Toutes ces négociations, vous les avez menées dans un monde d’avocats et de juristes, de spécialistes du droit, ce que vous n’êtes pas vous-même. Pourtant, votre compétence est si grande que de nombreux avocats en vous citant vous appellent maître. Ces négociations toujours difficiles, ces avancées pour les artistes, vous les avez obtenues grâce à votre persévérance, mais aussi votre humeur, que vous avez su garder même aux moments où la tension est à son comble. Vous savez, m’a-t-on dit, garder le moral dans ces moments-là et poursuivre imperturbablement vos objectifs.

Vous avez terminé votre carrière en 2007 alors que vous occupiez le poste de conseillère en droit d’auteur et développement des affaires au sein de la SODRAC, depuis 2002.

Madame, le travail que vous avez effectué au cours de votre carrière vous a toujours tenu à cœur. Vous avez fait preuve d’une grande loyauté envers la cause des créateurs en vous impliquant à plusieurs niveaux dans ce milieu :

· de 1984 à 1988, vous avez été membre et présidente du conseil d’administration de la Conférence canadienne des arts, un organisme porte-parole de la culture qui offre un forum national visant à soulever le débat sur les politiques culturelles, et qui défend les droits des artistes et de l’industrie culturelle au Canada.

· de 1992 à 1997, vous avez été co-présidente de la Coalition des créateurs et titulaires de droits d’auteur.

· de 1997 à 1999, vous avez été présidente de la section canadienne et membre du conseil d’administration de l’Association littéraire et artistique internationale (ALAI).

· de 2004 à 2007, vous avez été présidente du conseil d’administration de CMRRA-SODRAC Inc., une société conjointe formée pour la défense commune de certains droits d’auteur.

· de 1999 à 2007, vous avez occupé la fonction de présidente du conseil d’administration de la Société canadienne de perception de la copie privée (SCPCP), un organisme chargé de la perception et de la répartition des redevances pour copie privée.

Madame Fortier, une de vos plus grandes réalisations est sans aucun doute d’avoir réussi à instaurer au Canada une philosophie de droit d’auteur pour le droit de reproduction des œuvres artistiques, à l’instar des sociétés européennes, dans un continent où prévaut le copyright. Et c’est grâce à vos profondes convictions, à vos qualités de leadership et à votre dévouement exceptionnel que vous avez incontestablement apporté une contribution remarquable à la cause des créateurs de toutes les sphères artistiques et ce, tout au long de sa carrière.

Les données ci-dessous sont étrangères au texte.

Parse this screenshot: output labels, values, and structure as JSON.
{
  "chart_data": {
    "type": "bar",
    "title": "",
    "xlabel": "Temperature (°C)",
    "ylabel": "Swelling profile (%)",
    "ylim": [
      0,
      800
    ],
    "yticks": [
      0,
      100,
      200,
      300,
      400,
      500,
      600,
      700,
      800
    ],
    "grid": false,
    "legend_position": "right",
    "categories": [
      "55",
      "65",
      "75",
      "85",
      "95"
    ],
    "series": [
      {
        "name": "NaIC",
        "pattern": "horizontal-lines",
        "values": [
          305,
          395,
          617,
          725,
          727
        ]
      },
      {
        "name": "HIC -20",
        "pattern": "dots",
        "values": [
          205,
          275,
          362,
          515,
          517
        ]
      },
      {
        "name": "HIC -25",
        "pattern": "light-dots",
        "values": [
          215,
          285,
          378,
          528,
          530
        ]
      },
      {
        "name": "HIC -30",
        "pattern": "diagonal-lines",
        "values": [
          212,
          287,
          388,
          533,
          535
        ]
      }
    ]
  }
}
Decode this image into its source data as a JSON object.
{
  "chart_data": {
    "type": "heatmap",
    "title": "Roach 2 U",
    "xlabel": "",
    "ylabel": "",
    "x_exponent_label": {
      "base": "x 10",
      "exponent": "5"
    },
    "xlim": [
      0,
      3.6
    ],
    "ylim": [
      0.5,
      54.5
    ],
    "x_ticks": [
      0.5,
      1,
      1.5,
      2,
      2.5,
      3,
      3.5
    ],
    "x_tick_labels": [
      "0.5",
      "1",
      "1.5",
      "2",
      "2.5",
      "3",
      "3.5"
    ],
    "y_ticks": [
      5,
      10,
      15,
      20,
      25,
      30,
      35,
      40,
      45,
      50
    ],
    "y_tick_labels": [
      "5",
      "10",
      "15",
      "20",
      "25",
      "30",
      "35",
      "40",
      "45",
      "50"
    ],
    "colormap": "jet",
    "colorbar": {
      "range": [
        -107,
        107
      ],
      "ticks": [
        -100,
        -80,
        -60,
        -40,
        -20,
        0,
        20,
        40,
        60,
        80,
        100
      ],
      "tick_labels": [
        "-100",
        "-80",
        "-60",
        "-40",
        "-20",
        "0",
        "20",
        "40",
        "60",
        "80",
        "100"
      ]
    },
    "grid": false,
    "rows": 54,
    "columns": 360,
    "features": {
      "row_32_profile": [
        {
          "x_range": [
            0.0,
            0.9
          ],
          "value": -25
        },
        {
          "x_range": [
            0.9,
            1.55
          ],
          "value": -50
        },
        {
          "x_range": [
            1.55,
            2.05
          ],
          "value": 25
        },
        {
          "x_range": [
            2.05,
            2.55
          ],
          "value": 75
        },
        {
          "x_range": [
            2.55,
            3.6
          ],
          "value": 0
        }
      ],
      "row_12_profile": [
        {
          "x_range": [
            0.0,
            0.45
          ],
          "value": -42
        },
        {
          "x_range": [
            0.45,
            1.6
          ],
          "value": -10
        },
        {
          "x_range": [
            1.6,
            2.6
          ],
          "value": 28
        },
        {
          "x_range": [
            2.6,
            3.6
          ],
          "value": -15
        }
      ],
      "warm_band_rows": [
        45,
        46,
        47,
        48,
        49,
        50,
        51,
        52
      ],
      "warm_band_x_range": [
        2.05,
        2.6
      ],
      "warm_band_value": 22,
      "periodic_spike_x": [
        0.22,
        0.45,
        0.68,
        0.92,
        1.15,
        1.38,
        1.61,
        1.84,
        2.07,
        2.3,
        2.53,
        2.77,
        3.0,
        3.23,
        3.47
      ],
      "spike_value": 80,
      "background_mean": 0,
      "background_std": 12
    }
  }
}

Madame Fortier, c’est donc à une femme de conviction, une femme de cœur et de passion, une femme amoureuse de la création artistique que je vais remettre solennellement cette décoration. Vos collègues vous considèrent comme une personne ayant beaucoup de facilité dans les relations interpersonnelles, y compris au niveau international.

La SACEM, équivalent français de la SODRAC, a joué un rôle essentiel dans sa création et a donc conservé au fil du temps une relation de proximité avec son homologue canadienne. Mais au-delà des relations d’institutions à institutions, c’est au travail inlassable d’une personne que mes deux compatriotes ont voulu rendre hommage en traversant l’Atlantique pour assister à cette petite cérémonie.

M. Lauzon, votre successeur à la SODRAC, continue à porter le flambeau et ne tarit pas d’éloges en parlant du travail et des qualités personnelles de celle qui l’a précédé. Mme Juster, en nous accueillant ici, manifeste à quel point les artistes vous sont reconnaissants pour le soutien que vous leur avez apporté. Vous avez su gagner leur confiance.

Tout ce travail, Mme Fortier, vous l’avez accompli en lien étroit avec la France. C’est ce lien qui explique la reconnaissance qui vous est témoignée aujourd’hui, à travers cette décoration, par mon pays, mes autorités, et par tous vos contacts et amis français, qui ont su promouvoir votre candidature auprès du Ministre de la Culture, chargé d’attribuer le titre de Chevalier des Arts et Lettres.

J’espère que votre fille et votre petite-fille, auprès de qui vous vous impliquez beaucoup, seront fières de leur mère et grand-mère.

Je suis donc heureuse de vous remettre ce soir cet insigne.

Madame Fortier, au nom du Président de la République, je vous fais Chevalier dans l’Ordre des Arts et des Lettres.